Microsoft also updated their Microsoft Windows Malicious Software Removal Tool, and offered certain non-security-related updates. You can find more information from Microsoft's Security Bulletin Summary for July 2011 (http://www.microsoft.com/technet/security/bulletin/ms11-jul.mspx).
For more on this story, visit: http://news.cnet.com/8301-27080_3-20078836-245/microsoft-issues-critical-patch-for-windows-7-vista-users/.
Cocoon Add-on Now Free
Meanwhile, if you haven't heard of Cocoon and you're very cautious about your security when you browse online, you might want to check it out – and now is a perfect time. Cocoon is a browser add-on that sends the entire Internet through a proxy before it reaches you. This unusual service afforded users a high degree of privacy in their browsing. Another thing that set Cocoon apart from other add-ons was that it charged for its services – until now.

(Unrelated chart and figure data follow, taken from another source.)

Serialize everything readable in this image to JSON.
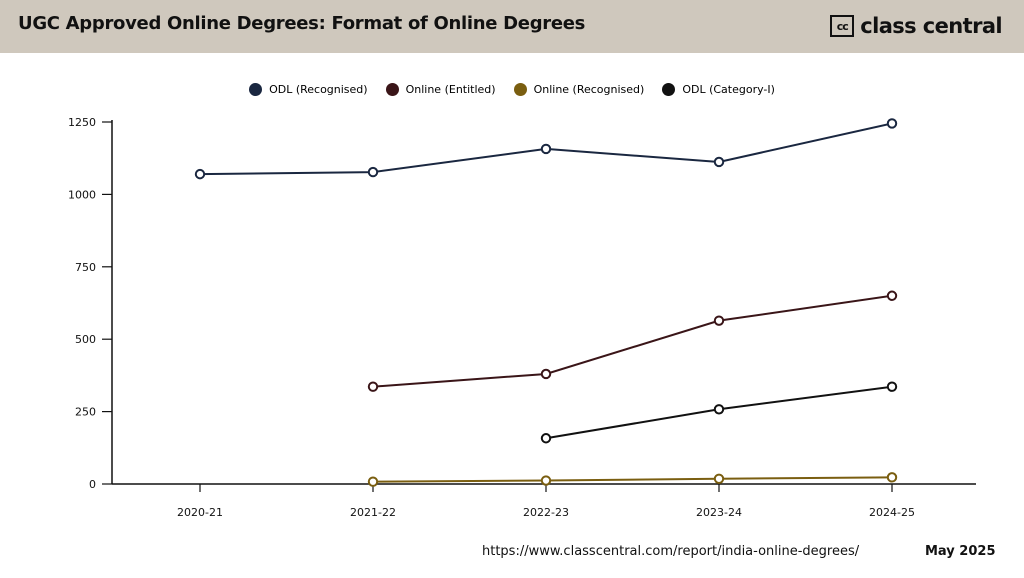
{
  "header": {
    "title": "UGC Approved Online Degrees: Format of Online Degrees",
    "brand_icon_text": "cc",
    "brand_name": "class central"
  },
  "footer": {
    "url": "https://www.classcentral.com/report/india-online-degrees/",
    "date": "May 2025"
  },
  "chart_data": {
    "type": "line",
    "title": "UGC Approved Online Degrees: Format of Online Degrees",
    "xlabel": "",
    "ylabel": "",
    "categories": [
      "2020-21",
      "2021-22",
      "2022-23",
      "2023-24",
      "2024-25"
    ],
    "ylim": [
      0,
      1250
    ],
    "yticks": [
      0,
      250,
      500,
      750,
      1000,
      1250
    ],
    "legend_position": "top-center",
    "grid": false,
    "series": [
      {
        "name": "ODL (Recognised)",
        "color": "#1a2740",
        "values": [
          1070,
          1077,
          1157,
          1112,
          1245
        ]
      },
      {
        "name": "Online (Entitled)",
        "color": "#3a1518",
        "values": [
          null,
          336,
          380,
          564,
          650
        ]
      },
      {
        "name": "Online (Recognised)",
        "color": "#7a5e10",
        "values": [
          null,
          8,
          12,
          18,
          23
        ]
      },
      {
        "name": "ODL (Category-I)",
        "color": "#111111",
        "values": [
          null,
          null,
          158,
          258,
          336
        ]
      }
    ]
  }
}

Temporarily, at least, users will be able to enjoy Cocoon's benefits for free. How exactly does it work? Appearing as a toolbar in Firefox, when Cocoon is active, any interactions between your computer and the Internet happen over protected SSL connections to Cocoon's servers. These servers boast extremely tight security. They use Security-Enhanced Linux, which was developed by the U.S. National Security Agency. Those who want to keep their browsing sessions as secure and private as possible will appreciate Cocoon's service.
The number of people using Cocoon is small when compared with other browser add-ons, though it has been installed more than 10,000 times. Cocoon's makers, Virtual World Computing, decided to make the add-on free for a number of reasons, but its rate of adoption was a major consideration. “We wanted to grow Cocoon and improve it,” noted Kris Washburn, vice president of marketing for Virtual World Computing.
While Cocoon has been around only since the beginning of this year, Cocoon CEO and co-founder Jeff Bermant wants to see significantly more users get on board. “We want to improve the whole user experience,” he said in an interview with CNET.
So how exactly will Virtual World Computing continue to make money from Cocoon? "We're considering premium features down the road, and an enterprise model," Bermant explained. Even so, he was quick to assure CNET that free users would always have their privacy; there will be "no tracking of any users online within Cocoon."
Bermant said that his company is looking at a number of ways to improve Cocoon. Right now, the service offers web proxy and an on-demand feature that allows for quick email anonymization. The next step is protecting downloads. The service currently blocks unwanted downloads, but Bermant observed that "The reality is that people still want to download things. So, we will be introducing in the near future antivirus scanning of downloads." The antivirus scanning will be provided by a third party whom Bemant declined to name.
What about Cocoon for platforms other than Firefox? The company has been working on a version for Internet Explorer for several months now, and it should be available “soon.” Users of the Android edition of Firefox will have to wait a little longer before they can enjoy Cocoon's online privacy service.